An obvious butterfly here. Without Jackson there is no "lost order". McClellan will continue his more deliberate advance rather than trying to throw his army pell mell at Lee in an effort to take Lee in detail. Lee will consolidate his army again and move north into Pennsylvannia as planned, in prettymuch the same manner he did ending at Gettysburg.
There is both danger and opportunity here...
Wasn't it DH Hill who lost the order? It still could happen, especially if the butterfly nets are of the size we are working with here.
Anyway, isn't there a bigger butterfly in the air? If Hill is commanding Jackson's wing, whose commanding the troops left behind at Harper's Ferry, and will that commander be effective enough to get his men to the battlefield on time, wherever it is?
What had happened was this:
Longstreet and Jackson recieved their written orders from Lee. Longstreet read it, memorized it, then ate it. Jackson wrote out duplicate orders personally for D.H. Hill who read it and put it away for safe keeping. An official copy had been made for D.H. Hill from Lee's HQ that Jackson was unaware of but those orders never reached Hill.
D.H. Hill was the scapegoat. In typical fashion he vigerously defended himself to his dying day and pulled no punches but he was made the scapegoat of the whole thing.
D.H. Hill only ever recieved Jackson's personally written orders, copied from Jackson's own orders from Lee. If he had recieved Lee's orders as well he would never have allowed such important documents to be misplaced. He was far to thorough a general to do that.

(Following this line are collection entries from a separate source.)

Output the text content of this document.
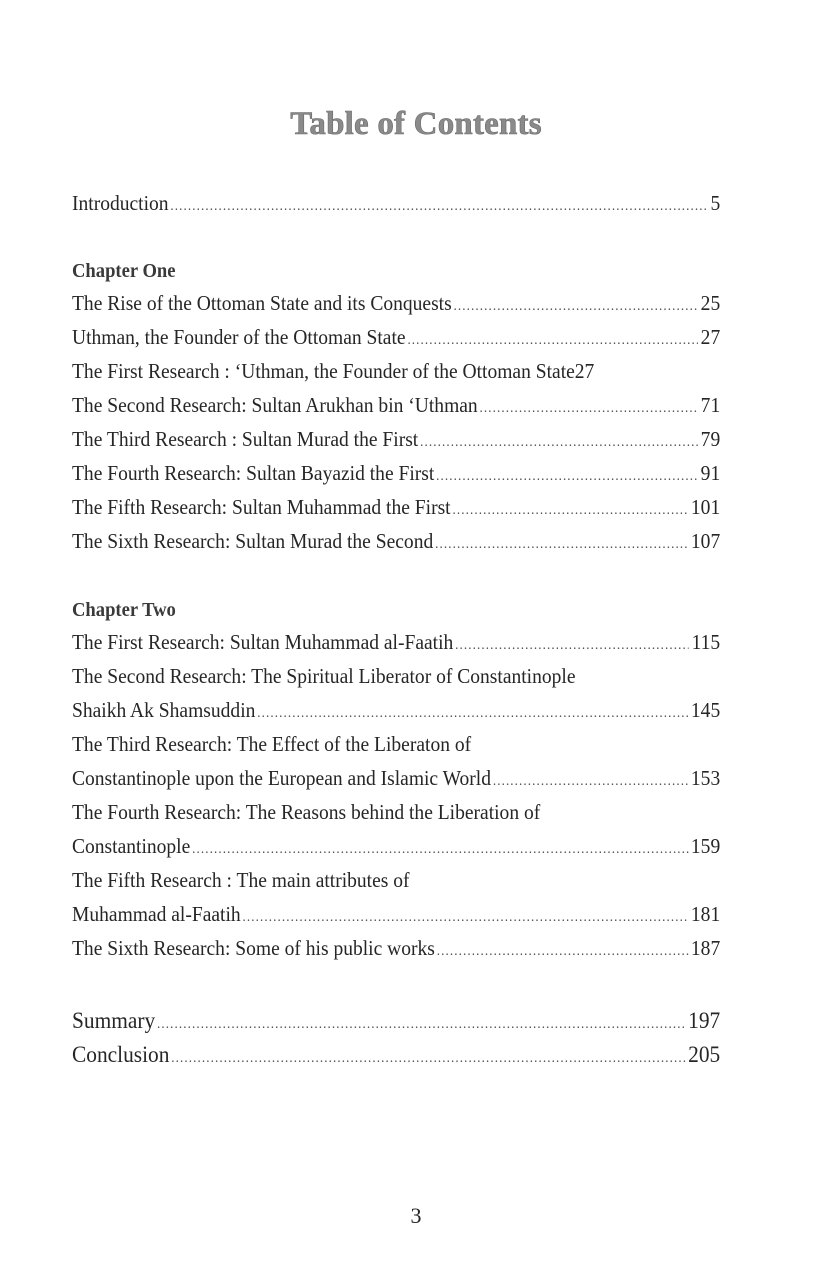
Table of Contents
Introduction .....	5
Chapter One
The Rise of the Ottoman State and its Conquests .....	25
Uthman, the Founder of the Ottoman State .....	27
The First Research : ‘Uthman, the Founder of the Ottoman State 27
The Second Research: Sultan Arukhan bin ‘Uthman .....	71
The Third Research : Sultan Murad the First .....	79
The Fourth Research: Sultan Bayazid the First .....	91
The Fifth Research: Sultan Muhammad the First .....	101
The Sixth Research: Sultan Murad the Second .....	107
Chapter Two
The First Research: Sultan Muhammad al-Faatih .....	115
The Second Research: The Spiritual Liberator of Constantinople
Shaikh Ak Shamsuddin .....	145
The Third Research: The Effect of the Liberaton of
Constantinople upon the European and Islamic World .....	153
The Fourth Research: The Reasons behind the Liberation of
Constantinople .....	159
The Fifth Research : The main attributes of
Muhammad al-Faatih .....	181
The Sixth Research: Some of his public works .....	187
Summary .....	197
Conclusion .....	205
3
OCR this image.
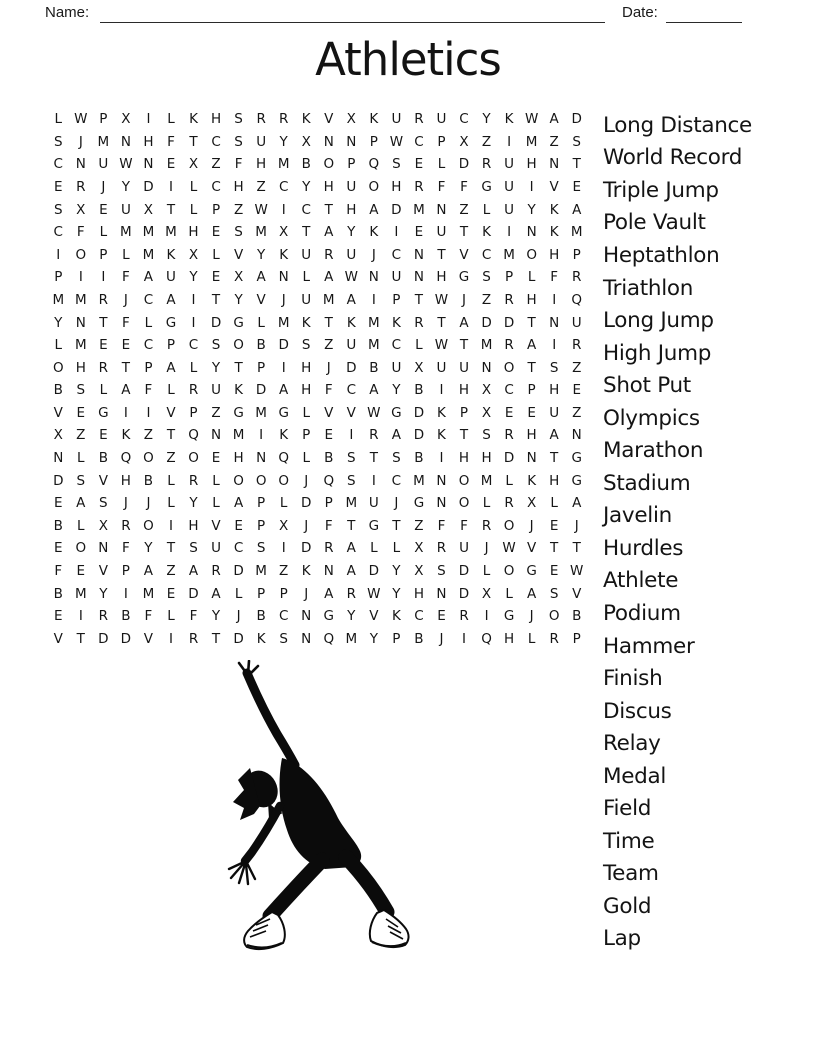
Name:	Date:
Athletics
L W P	X	I	L	K H S	R R K V X K U R U C	Y	K W A D
S	J	M N H	F	T	C	S U Y	X N N P W C	P	X Z	I	M Z	S
C N U W N E	X Z	F	H M B O P Q S	E	L	D R U H N T
E	R	J	Y D	I	L	C H Z C	Y H U O H R	F	F G U	I	V	E
S	X	E U X	T	L	P	Z W	I	C	T H A D M N Z	L	U Y	K A
C	F	L M M M H E	S M X	T	A	Y	K	I	E U T	K	I	N K M
I	O P	L M K X	L	V	Y	K U R U	J	C N T	V C M O H P
P	I	I	F	A U Y	E	X A N	L	A W N U N H G S	P	L	F	R
M M R	J	C A	I	T	Y	V	J	U M A	I	P	T W	J	Z R H	I	Q
Y N T	F	L	G	I	D G	L M K	T	K M K R	T	A D D T N U
L M E	E	C	P	C	S O B D S	Z U M C	L W T M R A	I	R
O H R	T	P	A	L	Y	T	P	I	H	J	D B U X U U N O T	S	Z
B	S	L	A	F	L	R U K D A H	F	C A	Y	B	I	H X C	P H E
V	E G	I	I	V	P	Z G M G	L	V V W G D K	P	X	E	E U Z
X Z	E	K Z	T Q N M	I	K	P	E	I	R A D K	T	S	R H A N
N	L	B Q O Z O E H N Q L	B	S	T	S	B	I	H H D N T G
D S	V H B	L	R	L O O O	J	Q S	I	C M N O M L	K H G
E	A	S	J	J	L	Y	L	A	P	L	D P M U	J	G N O L	R X	L	A
B	L	X R O	I	H V	E	P	X	J	F	T G T	Z	F	F	R O	J	E	J
E O N	F	Y	T	S U C	S	I	D R A	L	L	X R U	J	W V	T	T
F	E	V	P	A Z A R D M Z K N A D Y	X	S D	L O G E W
B M Y	I	M E D A	L	P	P	J	A R W Y H N D X	L	A	S	V
E	I	R B	F	L	F	Y	J	B C N G Y	V K C	E	R	I	G	J	O B
V	T D D V	I	R	T D K	S N Q M Y	P	B	J	I	Q H	L	R	P
Long Distance
World Record
Triple Jump
Pole Vault
Heptathlon
Triathlon
Long Jump
High Jump
Shot Put
Olympics
Marathon
Stadium
Javelin
Hurdles
Athlete
Podium
Hammer
Finish
Discus
Relay
Medal
Field
Time
Team
Gold
Lap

As for your other point, I think you've got your Hill's mixed up. A.P. Hill was in charge at Harper Ferry and famously had his part in the climax of Antietam when he arrived from there to prevent Burnside encircling the ANV. D.H. Hill was involved in the fighting in the Sunken Road at Antietam.
Right, but if Jackson is dead, and AP Hill is commanding Jackson's men, who is commanding the men at Harper's Ferry?
Right, but if Jackson is dead, and AP Hill is commanding Jackson's men, who is commanding the men at Harper's Ferry?
The Confederacy gets pasted even faster and the Civil War ends in 1863/64.
Have we gotten mixed up somewhere here?
We were talking about D.H. Hill and him getting command of Jackson's part of the ANV then you asked if "Hill" was in command of Jackson's part of the ANV who was in command at Harpers Ferry.
When you asked that were you refering to Ambrose Powell Hill or Daniel Harvey Hill?
I assumed that since D.H. Hill was the subject of the prior discution that it was him you were asking about not A.P. Hill. As far as I know we were going down the road of D.H. Hill getting Jackson's job after Jackson's death and A.P. Hill retaining his OTL job.
Wait, no, we were going down the road of AP getting Jackson's job, I thought. At least, that's what it says in 67th Tigers post.